In October of 1969 he headed back to Indiana a broken man, distrusting all authority and hooked on heroin. After wandering around for several months, depressed, homeless, and jobless, he joined the local chapter of the Vietnam Veterans against the War (VVAW), where he met the beautiful nineteen-year-old Sharon McAlester, who got him off drugs and eventually agreed to marry him.

They hitchhiked out to the West Coast in early ’73 with, from what Sharon later told me, nothing more than twenty-nine dollars and the packs on their backs. Bobby was now clean and sober and got a job as a nurse’s aide for one of the paralyzed veterans at the Long Beach VA and began taking caregiver classes at the hospital, determined to leave the drugs behind and straighten out his life.

He and I soon became the best of friends, with Bobby on several occasions inviting me down to his place in Long Beach for one of Sharon’s delicious home-cooked meals. He would later join me in organizing the Patients’/Workers’ Rights Committee and attended every meeting we had.

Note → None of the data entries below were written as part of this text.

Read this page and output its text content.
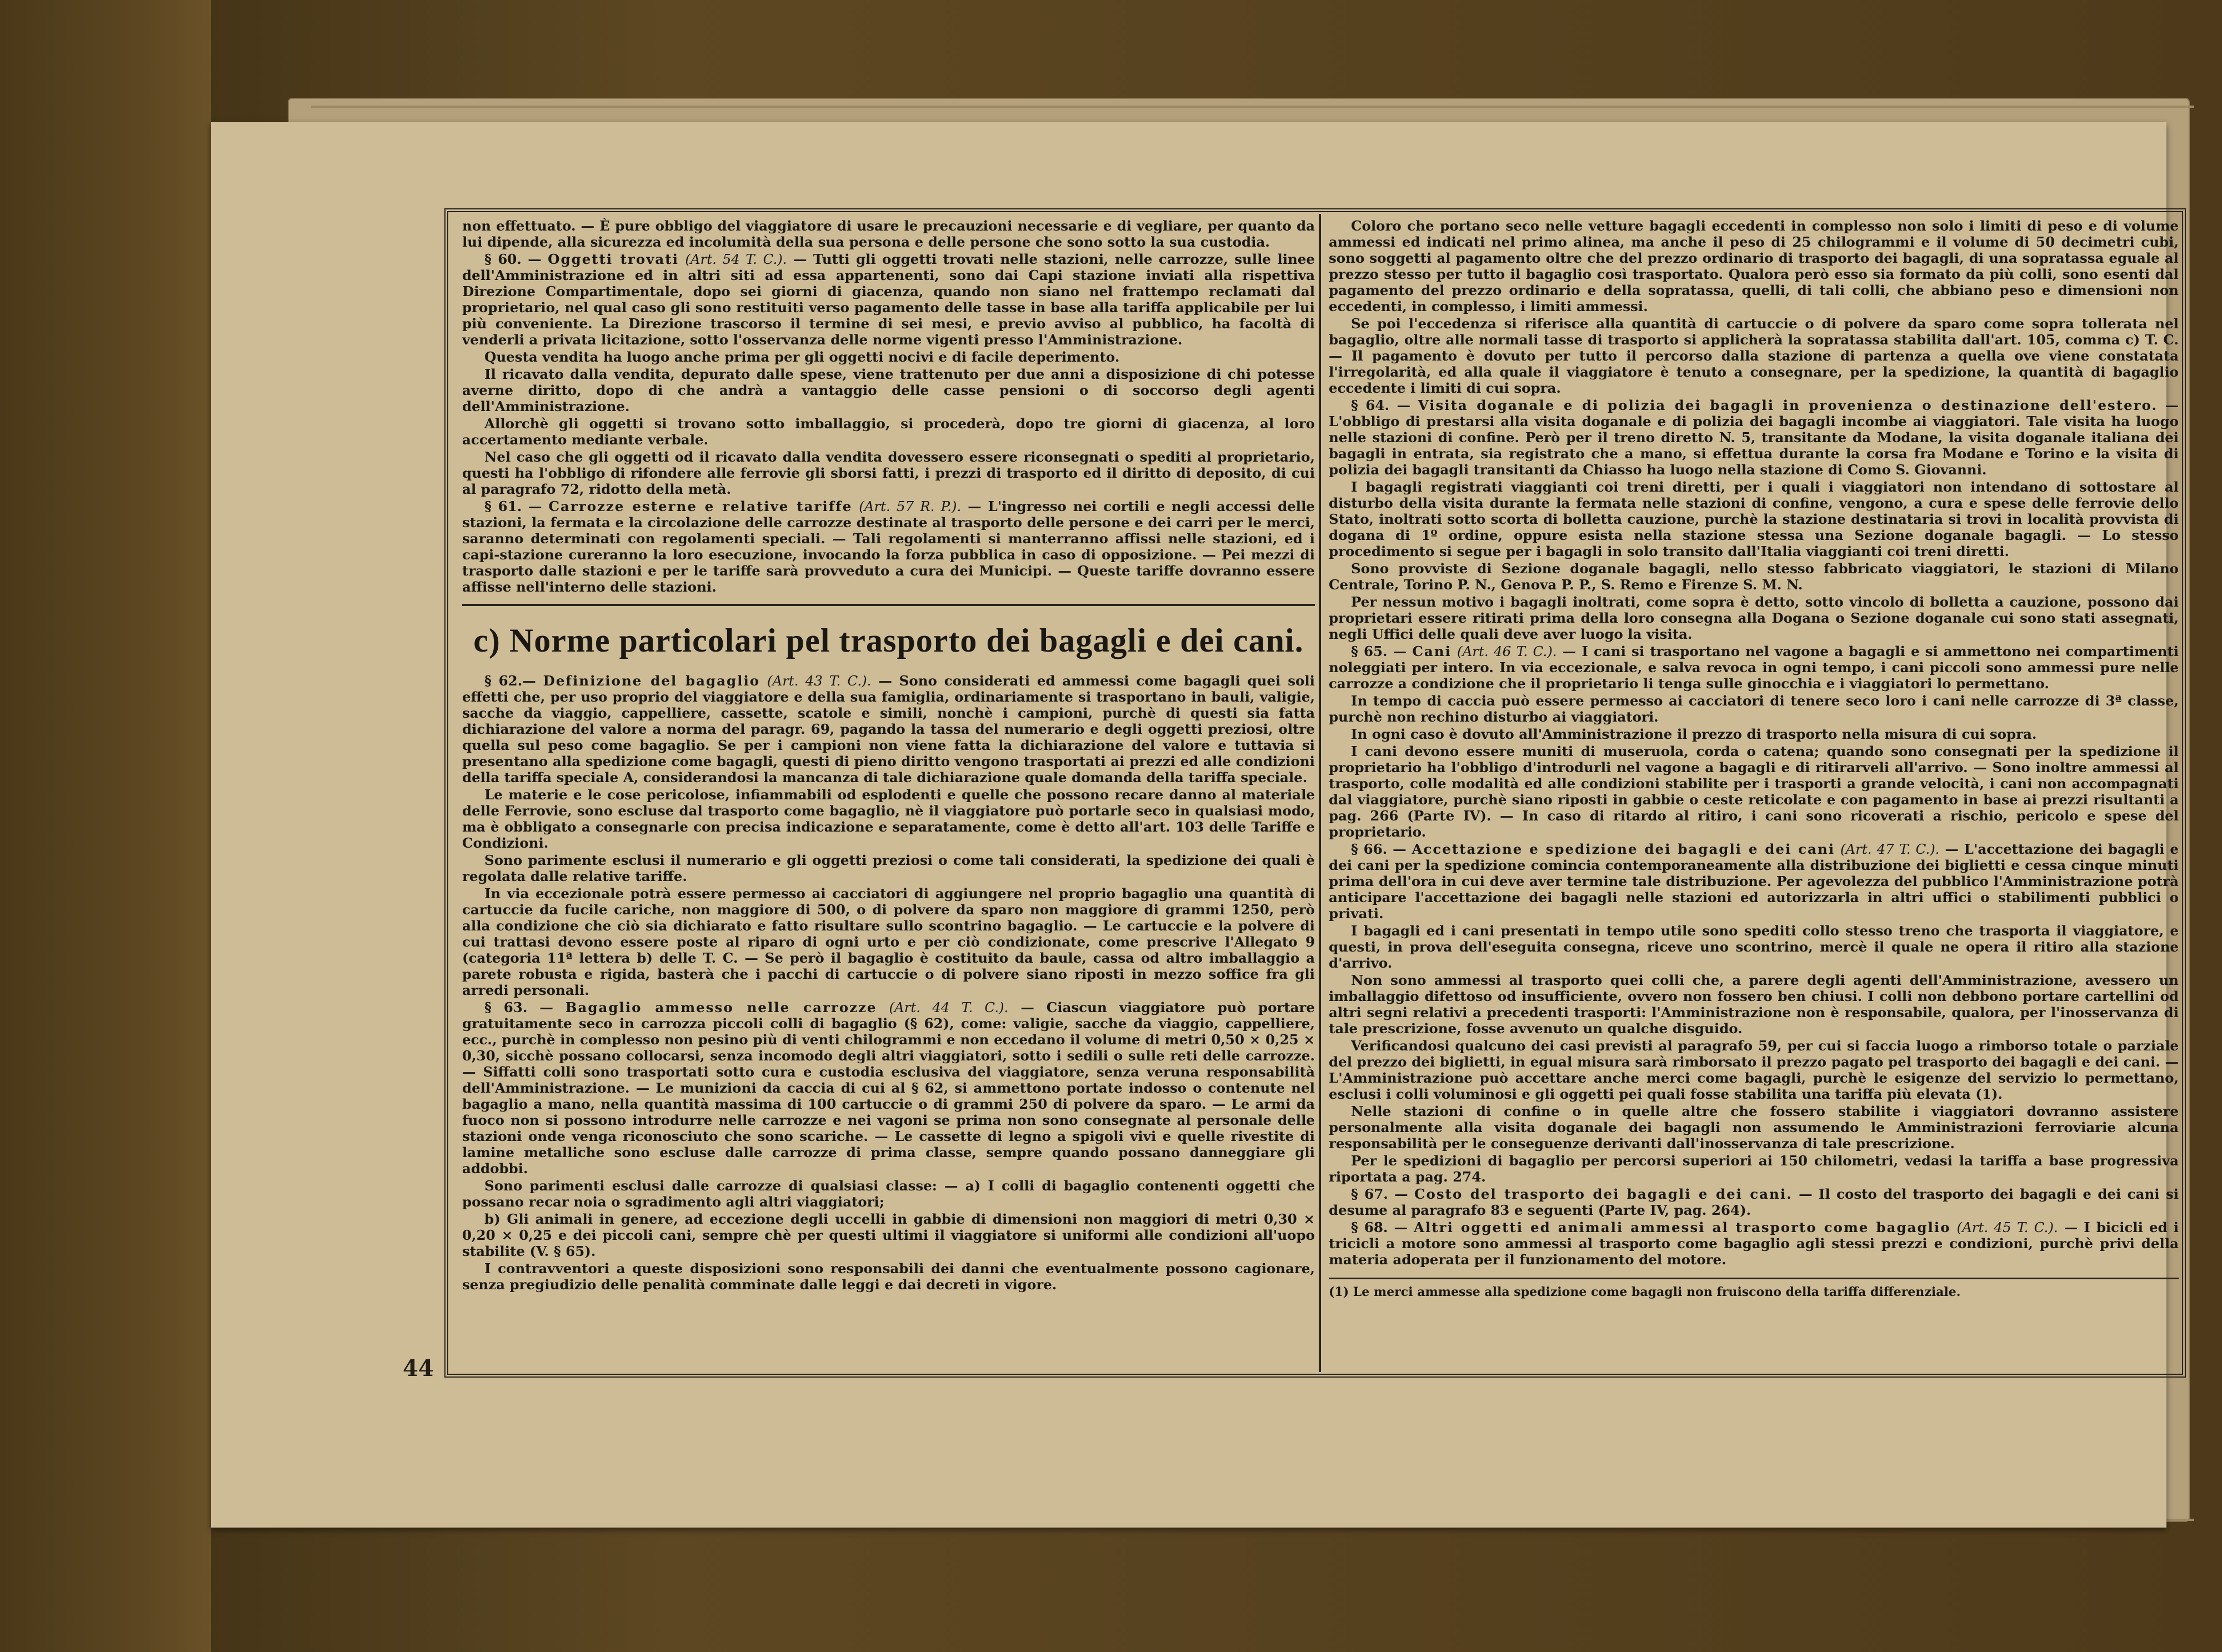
non effettuato. — È pure obbligo del viaggiatore di usare le precauzioni necessarie e di vegliare, per quanto da lui dipende, alla sicurezza ed incolumità della sua persona e delle persone che sono sotto la sua custodia.

§ 60. — Oggetti trovati (Art. 54 T. C.). — Tutti gli oggetti trovati nelle stazioni, nelle carrozze, sulle linee dell'Amministrazione ed in altri siti ad essa appartenenti, sono dai Capi stazione inviati alla rispettiva Direzione Compartimentale, dopo sei giorni di giacenza, quando non siano nel frattempo reclamati dal proprietario, nel qual caso gli sono restituiti verso pagamento delle tasse in base alla tariffa applicabile per lui più conveniente. La Direzione trascorso il termine di sei mesi, e previo avviso al pubblico, ha facoltà di venderli a privata licitazione, sotto l'osservanza delle norme vigenti presso l'Amministrazione.

Questa vendita ha luogo anche prima per gli oggetti nocivi e di facile deperimento.

Il ricavato dalla vendita, depurato dalle spese, viene trattenuto per due anni a disposizione di chi potesse averne diritto, dopo di che andrà a vantaggio delle casse pensioni o di soccorso degli agenti dell'Amministrazione.

Allorchè gli oggetti si trovano sotto imballaggio, si procederà, dopo tre giorni di giacenza, al loro accertamento mediante verbale.

Nel caso che gli oggetti od il ricavato dalla vendita dovessero essere riconsegnati o spediti al proprietario, questi ha l'obbligo di rifondere alle ferrovie gli sborsi fatti, i prezzi di trasporto ed il diritto di deposito, di cui al paragrafo 72, ridotto della metà.

§ 61. — Carrozze esterne e relative tariffe (Art. 57 R. P.). — L'ingresso nei cortili e negli accessi delle stazioni, la fermata e la circolazione delle carrozze destinate al trasporto delle persone e dei carri per le merci, saranno determinati con regolamenti speciali. — Tali regolamenti si manterranno affissi nelle stazioni, ed i capi-stazione cureranno la loro esecuzione, invocando la forza pubblica in caso di opposizione. — Pei mezzi di trasporto dalle stazioni e per le tariffe sarà provveduto a cura dei Municipi. — Queste tariffe dovranno essere affisse nell'interno delle stazioni.

c) Norme particolari pel trasporto dei bagagli e dei cani.

§ 62.— Definizione del bagaglio (Art. 43 T. C.). — Sono considerati ed ammessi come bagagli quei soli effetti che, per uso proprio del viaggiatore e della sua famiglia, ordinariamente si trasportano in bauli, valigie, sacche da viaggio, cappelliere, cassette, scatole e simili, nonchè i campioni, purchè di questi sia fatta dichiarazione del valore a norma del paragr. 69, pagando la tassa del numerario e degli oggetti preziosi, oltre quella sul peso come bagaglio. Se per i campioni non viene fatta la dichiarazione del valore e tuttavia si presentano alla spedizione come bagagli, questi di pieno diritto vengono trasportati ai prezzi ed alle condizioni della tariffa speciale A, considerandosi la mancanza di tale dichiarazione quale domanda della tariffa speciale.

Le materie e le cose pericolose, infiammabili od esplodenti e quelle che possono recare danno al materiale delle Ferrovie, sono escluse dal trasporto come bagaglio, nè il viaggiatore può portarle seco in qualsiasi modo, ma è obbligato a consegnarle con precisa indicazione e separatamente, come è detto all'art. 103 delle Tariffe e Condizioni.

Sono parimente esclusi il numerario e gli oggetti preziosi o come tali considerati, la spedizione dei quali è regolata dalle relative tariffe.

In via eccezionale potrà essere permesso ai cacciatori di aggiungere nel proprio bagaglio una quantità di cartuccie da fucile cariche, non maggiore di 500, o di polvere da sparo non maggiore di grammi 1250, però alla condizione che ciò sia dichiarato e fatto risultare sullo scontrino bagaglio. — Le cartuccie e la polvere di cui trattasi devono essere poste al riparo di ogni urto e per ciò condizionate, come prescrive l'Allegato 9 (categoria 11ª lettera b) delle T. C. — Se però il bagaglio è costituito da baule, cassa od altro imballaggio a parete robusta e rigida, basterà che i pacchi di cartuccie o di polvere siano riposti in mezzo soffice fra gli arredi personali.

§ 63. — Bagaglio ammesso nelle carrozze (Art. 44 T. C.). — Ciascun viaggiatore può portare gratuitamente seco in carrozza piccoli colli di bagaglio (§ 62), come: valigie, sacche da viaggio, cappelliere, ecc., purchè in complesso non pesino più di venti chilogrammi e non eccedano il volume di metri 0,50 × 0,25 × 0,30, sicchè possano collocarsi, senza incomodo degli altri viaggiatori, sotto i sedili o sulle reti delle carrozze. — Siffatti colli sono trasportati sotto cura e custodia esclusiva del viaggiatore, senza veruna responsabilità dell'Amministrazione. — Le munizioni da caccia di cui al § 62, si ammettono portate indosso o contenute nel bagaglio a mano, nella quantità massima di 100 cartuccie o di grammi 250 di polvere da sparo. — Le armi da fuoco non si possono introdurre nelle carrozze e nei vagoni se prima non sono consegnate al personale delle stazioni onde venga riconosciuto che sono scariche. — Le cassette di legno a spigoli vivi e quelle rivestite di lamine metalliche sono escluse dalle carrozze di prima classe, sempre quando possano danneggiare gli addobbi.

Sono parimenti esclusi dalle carrozze di qualsiasi classe: — a) I colli di bagaglio contenenti oggetti che possano recar noia o sgradimento agli altri viaggiatori;

b) Gli animali in genere, ad eccezione degli uccelli in gabbie di dimensioni non maggiori di metri 0,30 × 0,20 × 0,25 e dei piccoli cani, sempre chè per questi ultimi il viaggiatore si uniformi alle condizioni all'uopo stabilite (V. § 65).

I contravventori a queste disposizioni sono responsabili dei danni che eventualmente possono cagionare, senza pregiudizio delle penalità comminate dalle leggi e dai decreti in vigore.

Coloro che portano seco nelle vetture bagagli eccedenti in complesso non solo i limiti di peso e di volume ammessi ed indicati nel primo alinea, ma anche il peso di 25 chilogrammi e il volume di 50 decimetri cubi, sono soggetti al pagamento oltre che del prezzo ordinario di trasporto dei bagagli, di una sopratassa eguale al prezzo stesso per tutto il bagaglio così trasportato. Qualora però esso sia formato da più colli, sono esenti dal pagamento del prezzo ordinario e della sopratassa, quelli, di tali colli, che abbiano peso e dimensioni non eccedenti, in complesso, i limiti ammessi.

Se poi l'eccedenza si riferisce alla quantità di cartuccie o di polvere da sparo come sopra tollerata nel bagaglio, oltre alle normali tasse di trasporto si applicherà la sopratassa stabilita dall'art. 105, comma c) T. C. — Il pagamento è dovuto per tutto il percorso dalla stazione di partenza a quella ove viene constatata l'irregolarità, ed alla quale il viaggiatore è tenuto a consegnare, per la spedizione, la quantità di bagaglio eccedente i limiti di cui sopra.

§ 64. — Visita doganale e di polizia dei bagagli in provenienza o destinazione dell'estero. — L'obbligo di prestarsi alla visita doganale e di polizia dei bagagli incombe ai viaggiatori. Tale visita ha luogo nelle stazioni di confine. Però per il treno diretto N. 5, transitante da Modane, la visita doganale italiana dei bagagli in entrata, sia registrato che a mano, si effettua durante la corsa fra Modane e Torino e la visita di polizia dei bagagli transitanti da Chiasso ha luogo nella stazione di Como S. Giovanni.

I bagagli registrati viaggianti coi treni diretti, per i quali i viaggiatori non intendano di sottostare al disturbo della visita durante la fermata nelle stazioni di confine, vengono, a cura e spese delle ferrovie dello Stato, inoltrati sotto scorta di bolletta cauzione, purchè la stazione destinataria si trovi in località provvista di dogana di 1º ordine, oppure esista nella stazione stessa una Sezione doganale bagagli. — Lo stesso procedimento si segue per i bagagli in solo transito dall'Italia viaggianti coi treni diretti.

Sono provviste di Sezione doganale bagagli, nello stesso fabbricato viaggiatori, le stazioni di Milano Centrale, Torino P. N., Genova P. P., S. Remo e Firenze S. M. N.

Per nessun motivo i bagagli inoltrati, come sopra è detto, sotto vincolo di bolletta a cauzione, possono dai proprietari essere ritirati prima della loro consegna alla Dogana o Sezione doganale cui sono stati assegnati, negli Uffici delle quali deve aver luogo la visita.

§ 65. — Cani (Art. 46 T. C.). — I cani si trasportano nel vagone a bagagli e si ammettono nei compartimenti noleggiati per intero. In via eccezionale, e salva revoca in ogni tempo, i cani piccoli sono ammessi pure nelle carrozze a condizione che il proprietario li tenga sulle ginocchia e i viaggiatori lo permettano.

In tempo di caccia può essere permesso ai cacciatori di tenere seco loro i cani nelle carrozze di 3ª classe, purchè non rechino disturbo ai viaggiatori.

In ogni caso è dovuto all'Amministrazione il prezzo di trasporto nella misura di cui sopra.

I cani devono essere muniti di museruola, corda o catena; quando sono consegnati per la spedizione il proprietario ha l'obbligo d'introdurli nel vagone a bagagli e di ritirarveli all'arrivo. — Sono inoltre ammessi al trasporto, colle modalità ed alle condizioni stabilite per i trasporti a grande velocità, i cani non accompagnati dal viaggiatore, purchè siano riposti in gabbie o ceste reticolate e con pagamento in base ai prezzi risultanti a pag. 266 (Parte IV). — In caso di ritardo al ritiro, i cani sono ricoverati a rischio, pericolo e spese del proprietario.

§ 66. — Accettazione e spedizione dei bagagli e dei cani (Art. 47 T. C.). — L'accettazione dei bagagli e dei cani per la spedizione comincia contemporaneamente alla distribuzione dei biglietti e cessa cinque minuti prima dell'ora in cui deve aver termine tale distribuzione. Per agevolezza del pubblico l'Amministrazione potrà anticipare l'accettazione dei bagagli nelle stazioni ed autorizzarla in altri uffici o stabilimenti pubblici o privati.

I bagagli ed i cani presentati in tempo utile sono spediti collo stesso treno che trasporta il viaggiatore, e questi, in prova dell'eseguita consegna, riceve uno scontrino, mercè il quale ne opera il ritiro alla stazione d'arrivo.

Non sono ammessi al trasporto quei colli che, a parere degli agenti dell'Amministrazione, avessero un imballaggio difettoso od insufficiente, ovvero non fossero ben chiusi. I colli non debbono portare cartellini od altri segni relativi a precedenti trasporti: l'Amministrazione non è responsabile, qualora, per l'inosservanza di tale prescrizione, fosse avvenuto un qualche disguido.

Verificandosi qualcuno dei casi previsti al paragrafo 59, per cui si faccia luogo a rimborso totale o parziale del prezzo dei biglietti, in egual misura sarà rimborsato il prezzo pagato pel trasporto dei bagagli e dei cani. — L'Amministrazione può accettare anche merci come bagagli, purchè le esigenze del servizio lo permettano, esclusi i colli voluminosi e gli oggetti pei quali fosse stabilita una tariffa più elevata (1).

Nelle stazioni di confine o in quelle altre che fossero stabilite i viaggiatori dovranno assistere personalmente alla visita doganale dei bagagli non assumendo le Amministrazioni ferroviarie alcuna responsabilità per le conseguenze derivanti dall'inosservanza di tale prescrizione.

Per le spedizioni di bagaglio per percorsi superiori ai 150 chilometri, vedasi la tariffa a base progressiva riportata a pag. 274.

§ 67. — Costo del trasporto dei bagagli e dei cani. — Il costo del trasporto dei bagagli e dei cani si desume al paragrafo 83 e seguenti (Parte IV, pag. 264).

§ 68. — Altri oggetti ed animali ammessi al trasporto come bagaglio (Art. 45 T. C.). — I bicicli ed i tricicli a motore sono ammessi al trasporto come bagaglio agli stessi prezzi e condizioni, purchè privi della materia adoperata per il funzionamento del motore.

(1) Le merci ammesse alla spedizione come bagagli non fruiscono della tariffa differenziale.

44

Bobby really missed me when I was away, telling me he got depressed after the Patients’/Workers’ Rights Committee fell apart and that he’s anxious to know what we plan to do next. He’d heard rumors I was back in town and wants to know about everything I’ve been doing. “What’s up, brother? What’s happening? Anything new?” he asks.

His eyes light up as I begin telling him all about the AVM. Then I share my idea of setting up a meeting with Senator Alan Cranston to discuss the conditions on the SCI ward. Later in the afternoon I show him the buttons and banners in the trunk of my car, explaining how we will get all the guys we know in the hospital to join us, and will take over the senator’s office and begin a sit-in, not leaving until our demands are met.

“Will he actually meet with us?” Bobby asks.

“I don’t know. That’s what we’re going to find out. Come on, Bobby, follow me!” I say as I wheel over to a pay phone, in that crazy and spontaneous way of mine back then, and put in a couple of quarters. “I’m calling the senator’s office over at the Federal Building in Westwood right now!”

Bobby stands next to me with a curious look on his face.

“Hello, is this Senator Cranston’s office? Who am I speaking with, please? . . . Hi, this is Ron Kovic and I’m a paralyzed Vietnam veteran calling from the Long Beach veterans hospital. I’m calling today because we’ve got some serious problems down here on the Spinal Cord Injury ward and we’d like to set up a meeting with Senator Cranston as soon as possible.”

The guy, who by the sound of his voice I can tell is very young, thanks me for my service, telling me that the senator will be out of town for the next few weeks. However, the senator’s aide offers to meet with us the following week on Tuesday, February 12, at two o’clock, promising that he’ll take notes and share all our concerns with the senator. “Will that work for you?” he asks in a chirpy voice.